One of the items she hasn’t jettisoned is a small rubber duck she carries in her life jacket. The yellow toy was a gift from children at the Safe Passage School in Guatemala City. Deb says, “his name is Pato Amistoso which means “friendly duck” in Spanish. When it gets scary, he hides down.”
Pato Amistoso lives in Deb’s life jacket. Deb jokes that she’s not allowed to be afraid on this trip. That’s the little duck’s job.Deb’s kayak is heavily outfitted with tech equipment donated by sponsors. She says, “The purpose of all this technology is to communicate as much about the trip as possible.” An on-deck camera captures footage as she paddles. Another device updates her location throughout the day. This information is plotted on an online map. At day’s end, she tries to post to her blog.

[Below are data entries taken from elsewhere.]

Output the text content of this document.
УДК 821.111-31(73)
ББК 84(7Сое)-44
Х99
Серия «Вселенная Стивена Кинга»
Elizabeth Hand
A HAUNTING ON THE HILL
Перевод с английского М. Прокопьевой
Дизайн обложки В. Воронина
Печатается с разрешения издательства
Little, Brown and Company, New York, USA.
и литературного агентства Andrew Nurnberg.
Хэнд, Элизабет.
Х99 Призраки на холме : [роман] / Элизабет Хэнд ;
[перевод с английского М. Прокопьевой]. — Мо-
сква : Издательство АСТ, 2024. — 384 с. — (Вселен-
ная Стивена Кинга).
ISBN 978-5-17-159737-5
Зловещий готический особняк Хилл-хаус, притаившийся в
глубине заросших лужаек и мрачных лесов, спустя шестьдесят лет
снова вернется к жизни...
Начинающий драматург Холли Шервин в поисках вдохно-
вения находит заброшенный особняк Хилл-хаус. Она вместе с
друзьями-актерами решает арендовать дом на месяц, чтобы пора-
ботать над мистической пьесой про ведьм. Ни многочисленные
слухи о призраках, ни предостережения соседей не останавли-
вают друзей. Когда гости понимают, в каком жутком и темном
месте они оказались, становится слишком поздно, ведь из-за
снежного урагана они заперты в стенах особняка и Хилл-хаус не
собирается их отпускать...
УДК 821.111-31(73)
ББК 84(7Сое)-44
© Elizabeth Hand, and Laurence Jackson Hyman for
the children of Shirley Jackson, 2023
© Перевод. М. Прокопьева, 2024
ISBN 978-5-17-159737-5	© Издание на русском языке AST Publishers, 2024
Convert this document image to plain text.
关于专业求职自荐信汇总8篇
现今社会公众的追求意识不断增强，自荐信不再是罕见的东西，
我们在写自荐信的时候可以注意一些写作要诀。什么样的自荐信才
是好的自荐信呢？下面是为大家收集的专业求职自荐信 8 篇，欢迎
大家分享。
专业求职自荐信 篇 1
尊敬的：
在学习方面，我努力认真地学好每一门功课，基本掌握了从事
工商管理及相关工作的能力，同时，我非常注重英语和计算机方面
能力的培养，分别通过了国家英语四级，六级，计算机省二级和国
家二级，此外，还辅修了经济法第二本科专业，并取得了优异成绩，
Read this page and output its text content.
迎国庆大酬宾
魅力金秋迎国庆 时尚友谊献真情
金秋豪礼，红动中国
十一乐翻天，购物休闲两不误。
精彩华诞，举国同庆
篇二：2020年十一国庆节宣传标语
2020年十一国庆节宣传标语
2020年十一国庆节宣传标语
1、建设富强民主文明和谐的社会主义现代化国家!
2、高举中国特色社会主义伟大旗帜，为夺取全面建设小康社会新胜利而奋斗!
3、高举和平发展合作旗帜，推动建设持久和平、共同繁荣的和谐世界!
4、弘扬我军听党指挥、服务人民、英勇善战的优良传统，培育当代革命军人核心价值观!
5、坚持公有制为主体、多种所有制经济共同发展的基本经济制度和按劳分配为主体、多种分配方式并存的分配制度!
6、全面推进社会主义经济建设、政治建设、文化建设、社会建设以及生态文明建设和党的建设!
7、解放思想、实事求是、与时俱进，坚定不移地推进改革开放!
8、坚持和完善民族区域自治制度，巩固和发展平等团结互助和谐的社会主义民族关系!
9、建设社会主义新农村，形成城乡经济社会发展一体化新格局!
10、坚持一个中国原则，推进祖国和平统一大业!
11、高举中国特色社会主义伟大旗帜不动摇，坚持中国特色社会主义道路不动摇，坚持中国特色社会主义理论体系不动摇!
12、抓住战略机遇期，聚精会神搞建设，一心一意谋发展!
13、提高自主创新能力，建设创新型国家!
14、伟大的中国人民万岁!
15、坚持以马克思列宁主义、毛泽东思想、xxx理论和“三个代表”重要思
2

It’s taken some getting used to, this jumping back and forth between natural and online worlds. Deb says, “compared to solo trips in the Arctic, this is more like performance art.” Some days, it comes as a relief when, “I can stop looking at the electronics and start looking at the water”.
The kayak’s foredeck is home to some hi-tech gear. The black, tube-like camera, captures footage as Deb paddles. A GPS unit resides in a protective bag. Other gear, like gloves and maps, are more low-tech.Deb’s schedule is tight. She’s had many speaking engagements. Some are to Rotary groups, an organization with which she has strong ties. Other groups just want to her about her trip and cause.
Still, she needs to be in Florida by April so she can catch the sailboat to Belize. This can lead to conflicts involving the weather.
Deb arrived in Oriental on Saturday. She’d planned to spend the weekend. Monday – if the weather co-operated – she would paddle across the Neuse River and on to Beaufort.
The first day of the week blew in with 20-knot winds. The Neuse river was under a Small Craft Advisory.
A light rain fell as Deb arrived in Oriental. There was much more to come.Traveling in remote areas, this would not have posed much of a problem. She says, “in the Arctic, I stop and wait.” When conditions improves, she carries on.
On this fundraising voyage, that was not an option. Deb had programs to give and people to meet. Earlier in the week, a paddler had gone missing on a nearby body of water. His canoe had been found near Elizabeth City. He had not.
This got Deb’s attention.
She says, “the point of this trip is to raise awareness, not take undue risks. So if I have to, I’ll skip sections during high winds and waves.”
Specks afloat: the Neuse River is one of the widest stretches of water Deb will have to deal with on her voyage. Saturday, as Deb approached Oriental, a local kayaker paddled out to meet her. The water was calm. Monday, the scene was not as peaceful.To bypass the rough waters and stay on schedule, she did a “power portage”. New friends in Oriental loaded Deb and her kayak in to a car and gave her a lift across the Neuse river. Deb relaunched in Adams Creek. From there she paddled towards Beaufort and beyond.
A school full of children is waiting for the yellow kayak to appear. Deb still has over a million paddle strokes to go.